Perusahaan biotek kecil adalah aturan daripada pengecualian, dengan 72 persen dari perusahaan bioteknologi di Amerika Serikat memiliki 50 atau lebih sedikit karyawan.
Peringkat oleh Total Pengeluaran R & D Bioteknologi
Jumlah perusahaan adalah salah satu cara untuk menentukan peringkat biotek menurut negara, sementara pengeluaran dalam penelitian dan pengembangan adalah hal lain. Amerika Serikat mengungguli pesaing terdekatnya, Prancis, dengan delapan banding satu, hampir $ 27 miliar menjadi sedikit di atas $ 3 miliar pada tahun 2012. Para pembelanja besar lainnya adalah Swiss, Korea, Jepang, Jerman, dan Denmark dengan total lebih dari satu miliar dolar.

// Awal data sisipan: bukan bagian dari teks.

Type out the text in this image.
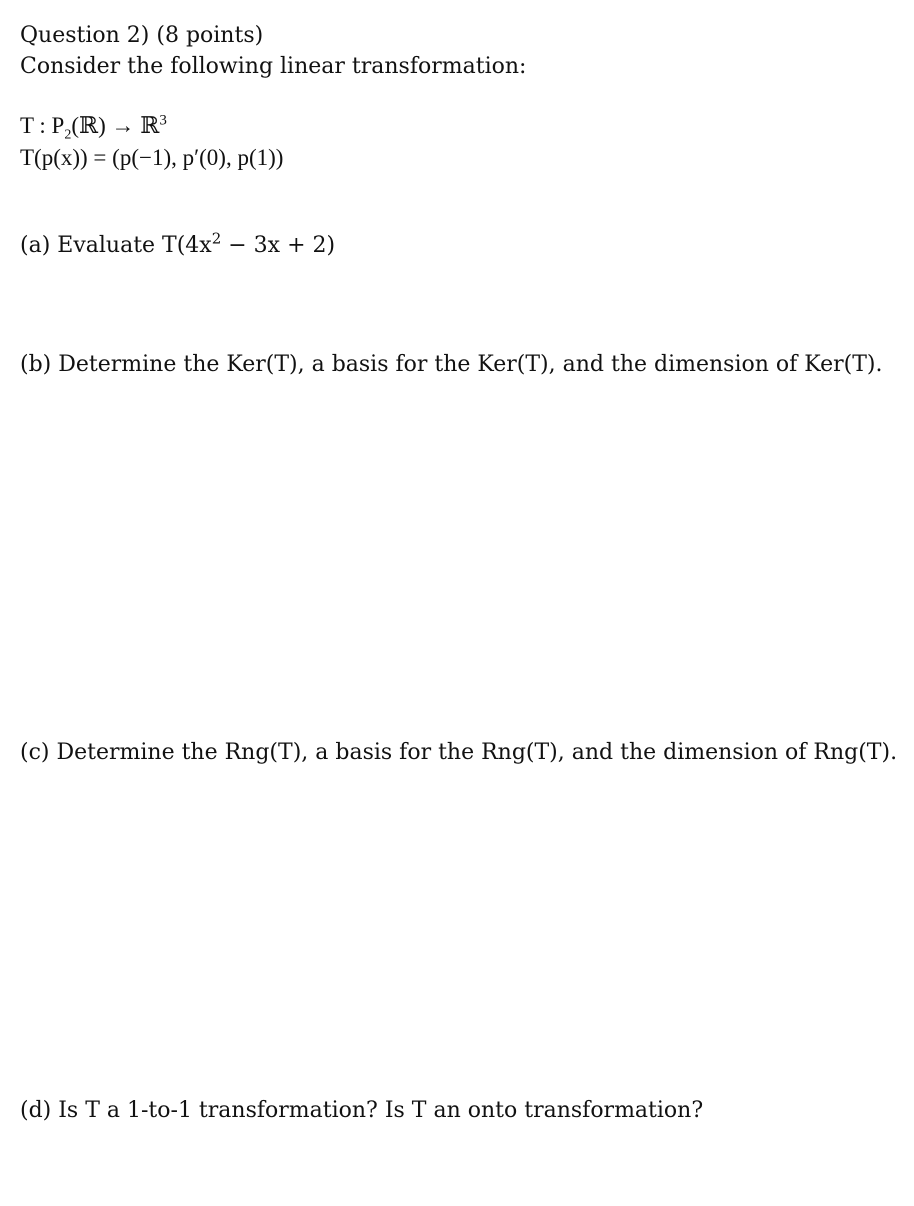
Question 2) (8 points)
Consider the following linear transformation:
T : $P_2(ℝ)$ → ℝ$^3$
T(p(x)) = (p(−1), p′(0), p(1))
(a) Evaluate $T(4x^2 - 3x + 2)$
(b) Determine the Ker(T), a basis for the Ker(T), and the dimension of Ker(T).
(c) Determine the Rng(T), a basis for the Rng(T), and the dimension of Rng(T).
(d) Is T a 1-to-1 transformation? Is T an onto transformation?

The Mengubah Lanskap untuk Penelitian dan Pengembangan
Namun, anggaran penelitian dan pengembangan telah merasakan tekanan di Uni Eropa, Jepang, dan Amerika Serikat sejak tahun 2008, dengan hanya tingkat pertumbuhan tahunan sebesar 1,6 persen pada tahun 2008 hingga 2012. Sementara itu, Cina terus meningkatkan pembelanjaannya untuk R & D secara umum. , menggandakannya antara tahun 2008 dan 2012.
Akibatnya, diharapkan China akan menjadi pemboros utama dalam R & D pada 2019, menurut OECD. Laporan tahun 2012 menemukan bahwa keuangan publik masih ketat di banyak negara, sehingga mereka tidak dapat meningkatkan anggaran R & D dengan pendanaan publik seperti yang dilakukan pada puncak krisis ekonomi tahun 2008-2010.
Menurut laporan OECD 2010 tentang sains dan teknologi, tampaknya, gambaran industri tampak lebih baik di tahun-tahun belakangan untuk beberapa negara non-OECD, termasuk Singapura, Brasil, Cina, India, dan Afrika Selatan (OECD, 2010).
Meskipun Jepang menduduki peringkat kedua untuk sejumlah kriteria oleh OECD, Jepang tidak masuk dalam 5 besar sekali menurut sumber dan kriteria lainnya. Pada bulan Agustus 2010, Scientific Amercian menduduki peringkat 5 negara biotek teratas dalam "Worldview Scorecard" sebagai Amerika Serikat, Singapura, Kanada, Swedia, dan Denmark.
Peringkat tersebut disusun dengan menggunakan kriteria berikut: IP dan kemampuan untuk melindunginya, intensitas, didefinisikan sebagai pengeluaran untuk R & D, ketersediaan modal ventura dan dukungan, ketersediaan tenaga ahli dan peringkat negara secara keseluruhan dalam hal kewirausahaan dan yayasan lainnya. Negara-negara yang melakukan dengan baik adalah mereka dengan insentif yang kuat untuk pengembangan teknologi dan berbagai pilihan untuk memperoleh pendanaan penelitian.
Beyond Borders: Laporan Bioteknologi Global 2010, oleh Ernst and Young, menunjukkan bahwa China dan India menduduki peringkat sebagai dua negara teratas untuk meningkatkan produk domestik bruto (PDB) selama apa yang disebut sebagai Resesi Global dalam 2 tahun terakhir.
Statistik menunjukkan bahwa China akan segera menjadi pasar farmasi terbesar ketiga setelah Amerika Serikat dan Jepang, dan, menjadi tempat populer (murah) untuk outsourcing, akan berjalan dengan baik di tahun-tahun mendatang. India juga diuntungkan dari perampingan dan pemotongan biaya di negara-negara lain selama resesi, karena tenaga kerja yang sangat terampil dan biaya produksi dan penelitian yang lebih rendah.
Sumber:
OECD, Diperbarui Juli 2015. http://www.oecd.org/sti/inno/keybiotechnologyindicators.htm
Ernst & Young, 2010. Beyond Borders: Laporan bioteknologi global 2010.